Dayton has never visited an IB class, though programs are in place at seven high schools along the Wasatch Front and she would be welcome. Instead, she chose to hit the 40-year-old program with a charge straight out of the old and dead Cold War: that it’s merely a pawn of the United Nations, and that is because the international headquarters for IB is in Geneva, Switzerland. Her connection between Geneva and teaching high schoolers critical thinking skills seemed a bit thin, so I re-read the statement Dayton’s intern sent out.

“Swiss law governs [International Baccalaureate Organization] procedures and dispute processes,” intern Kendyl Bell wrote. “As of January 1, 2004, Switzerland replaced its arbitration rules with that of the United Nations Commission on International Trade Law, otherwise known as UNCITRAL. According to UNCITRAL’s Website, this organization is the “core legal body” of the U.N. whose goal is to promote law reform across the globe.”

“Dr. Robert Muller, former Assistant Secretary-General of the United Nations, asserts that the goal of IBO is global education . . . to mold global citizens.
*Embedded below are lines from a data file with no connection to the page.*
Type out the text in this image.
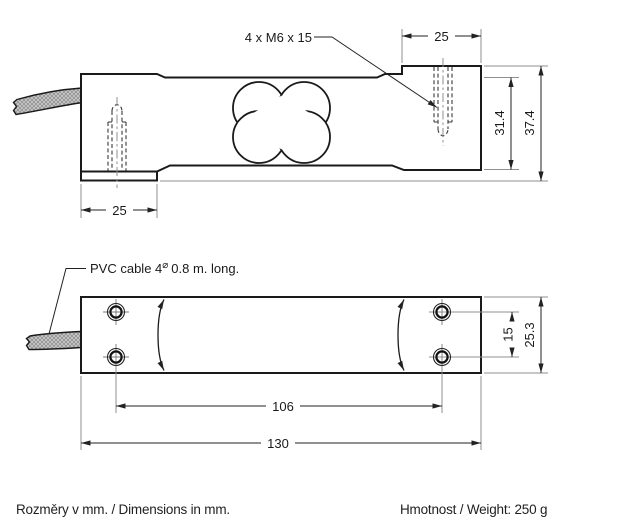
4 x M6 x 15	25
31.4 37.4
25
PVC cable 4⌀ 0.8 m. long.
15 25.3
106
130
Rozměry v mm. / Dimensions in mm.	Hmotnost / Weight: 250 g
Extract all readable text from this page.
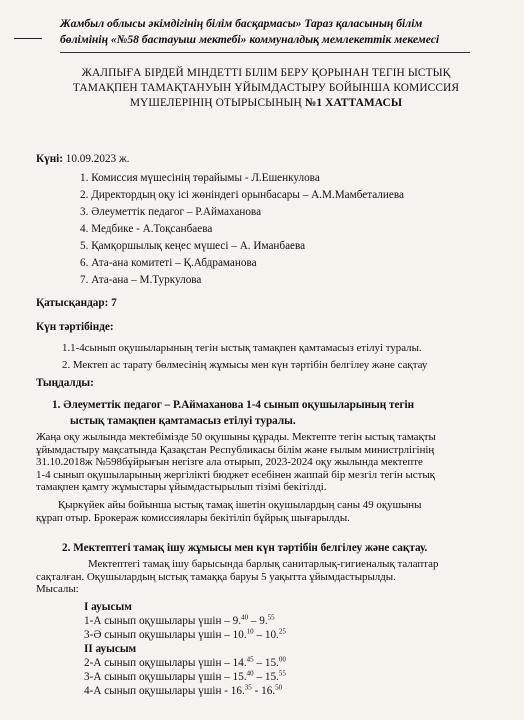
Жамбыл облысы әкімдігінің білім басқармасы» Тараз қаласының білім
бөлімінің «№58 бастауыш мектебі» коммуналдық мемлекеттік мекемесі
ЖАЛПЫҒА БІРДЕЙ МІНДЕТТІ БІЛІМ БЕРУ ҚОРЫНАН ТЕГІН ЫСТЫҚ
ТАМАҚПЕН ТАМАҚТАНУЫН ҰЙЫМДАСТЫРУ БОЙЫНША КОМИССИЯ
МҮШЕЛЕРІНІҢ ОТЫРЫСЫНЫҢ №1 ХАТТАМАСЫ
Күні: 10.09.2023 ж.
1. Комиссия мүшесінің төрайымы - Л.Ешенкулова
2. Директордың оқу ісі жөніндегі орынбасары – А.М.Мамбеталиева
3. Әлеуметтік педагог – Р.Аймаханова
4. Медбике - А.Тоқсанбаева
5. Қамқоршылық кеңес мүшесі – А. Иманбаева
6. Ата-ана комитеті – Қ.Абдраманова
7. Ата-ана – М.Туркулова
Қатысқандар: 7
Күн тәртібінде:
1.1-4сынып оқушыларының тегін ыстық тамақпен қамтамасыз етілуі туралы.
2. Мектеп ас тарату бөлмесінің жұмысы мен күн тәртібін белгілеу және сақтау
Тыңдалды:
1. Әлеуметтік педагог – Р.Аймаханова 1-4 сынып оқушыларының тегін
ыстық тамақпен қамтамасыз етілуі туралы.
Жаңа оқу жылында мектебімізде 50 оқушыны құрады. Мектепте тегін ыстық тамақты
ұйымдастыру мақсатында Қазақстан Республикасы білім және ғылым министрлігінің
31.10.2018ж №598бұйрығын негізге ала отырып, 2023-2024 оқу жылында мектепте
1-4 сынып оқушыларының жергілікті бюджет есебінен жаппай бір мезгіл тегін ыстық
тамақпен қамту жұмыстары ұйымдастырылып тізімі бекітілді.
Қыркүйек айы бойынша ыстық тамақ ішетін оқушылардың саны 49 оқушыны
құрап отыр. Брокераж комиссиялары бекітіліп бұйрық шығарылды.
2. Мектептегі тамақ ішу жұмысы мен күн тәртібін белгілеу және сақтау.
Мектептегі тамақ ішу барысында барлық санитарлық-гигиеналық талаптар
сақталған. Оқушылардың ыстық тамаққа баруы 5 уақытта ұйымдастырылды.
Мысалы:
I ауысым
1-А сынып оқушылары үшін – 9.40 – 9.55
3-Ә сынып оқушылары үшін – 10.10 – 10.25
II ауысым
2-А сынып оқушылары үшін – 14.45 – 15.00
3-А сынып оқушылары үшін – 15.40 – 15.55
4-А сынып оқушылары үшін - 16.35 - 16.50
These servants of the global community must stand so firm in their new ideology and global world view that any argument against their ideology—no matter how factual or rational—will be met with scorn and condescension.”

“Senator Dayton states that a more worthy goal would be to raise AMERICAN citizens who are very capable of functioning in the world.”

Dayton also criticized IB teachers for failing to use textbooks and relying only on handouts and Websites. She’s just wrong. But then, my memory of my daughter’s journey through West High School’s IB program, up through her graduation in 2006, is a bit sketchy. So I e-mailed her at college in Los Angeles

“I absolutely read books,” she wrote. “We often read college level textbooks. In taking my IB Art History/IB Social and Cultural Anthropology course, I used the same Gardner’s Art Through the Ages text that [my college] art history department does. I had textbooks for math and science courses.”

“In English and history, we did not use textbooks as much because we had already studied general history or English compilations in earlier grades. Instead, we read books such as [former Secretary of State] Henry Kissinger’s Diplomacy and a biography of Mao and Stalin. We read novels, including The House of the Spirits by Isabel Allende. We read Shakespeare in every Honors or Advanced English class—Twelfth Night and Hamlet, I recall.”

“In IB history, we sometimes used online resources. Miss Nick (Jenny Nicholas, a much-lauded West High history teacher) would find primary documents posted on college course reserve Websites and e-mail them to us. They usually went hand-in-hand with whatever text we were reading at the time.”

Finally, I asked my kid to tell me what she gained from an IB education, which essentially amounted to a rigorous private education at a public school.

“The best thing I got was my ability to analyze information competently,” she wrote. Beyond that, she reminds me, IB allowed her to test out of many entry-level college classes. So far, that’s added up to a savings of $22,000.

So if Dayton and her colleagues are listening, I’ll let my daughter sign off:

“I now have so many extra credits, I could graduate a semester early if I like and travel the world.”

With a stop, we hope, in Switzerland.